How do the Nash findings jive with the other surveys? Well... it's complicated. One the one hand, the CIOs polled believe they are becoming more strategic. 36% now report to the CEO directly, compared to 21% in 2010. Fifty percent are involved in business-enabling projects. But on the other hand, the squeeze is on:
CIOs are losing more direct control of their technology vision and sharing it with other departments. Forty-three percent of CIOs say there is a degree of shared ownership of digital technology between the IT and marketing teams. A growing number of CIOs see more than 10 percent of their budgets controlled outside of the IT department: 38 percent today, compared to 34 percent in 2012 and 26 percent in 2011.
Nash acknowledges the paradox invoked by this data. They attempt to resolve that in their analysis by making the case that the strategic CIO defuses these tensions by collaborating more intensely with lines of business, outsourcing non-critical functions, and utilizing that direct access to the CEO. Sounds good - until you consider that 69 percent of CIOs surveyed said they are spending too little time and too few resources on 'innovation projects.'
As for the CIO's biggest investment areas?

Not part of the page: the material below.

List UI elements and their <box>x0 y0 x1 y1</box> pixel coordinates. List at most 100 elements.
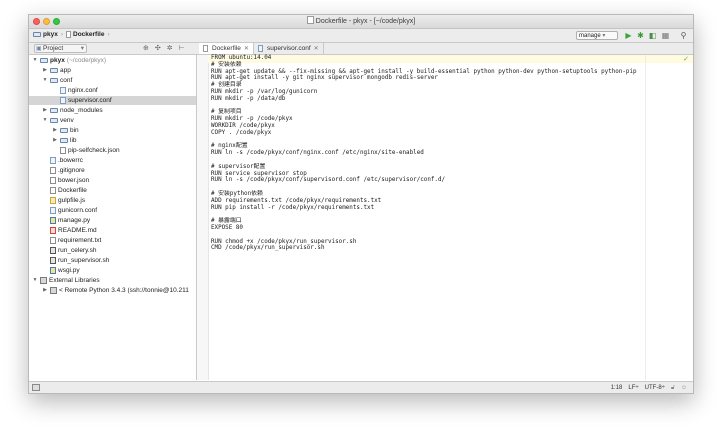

Nash found cloud leading the way (63 percent), followed by mobility (62 percent) and collaboration (46 percent).
The contradictions implied in this data may not be as big as they seem. Nash had a nice line on the CIO's lack of control not necessarily corresponding with diminishing importance: 'control' does not equate to 'influence', and CIOs are increasingly seeing their role as collaborators rather than controllers.' Even more revealing: the CIOs surveyed reported that 62% of their CEOs expected them to focus on growing the business, not on cutting costs.
The results analyzed in this piece do support the narrative I laid out in the intro, but with a big ol' caveat: the adoption levels are bumpier than we might think, and not driven by tech for its own sake. My current view is that security, integration and platform management concerns give the CIO a seat at the tech purchasing table for the foreseeable future. But in the longer view, CIOs who are unable to demonstrate their ability to grow the business will suddenly find themselves with time-a-plenty to play with the gadgets of their choice.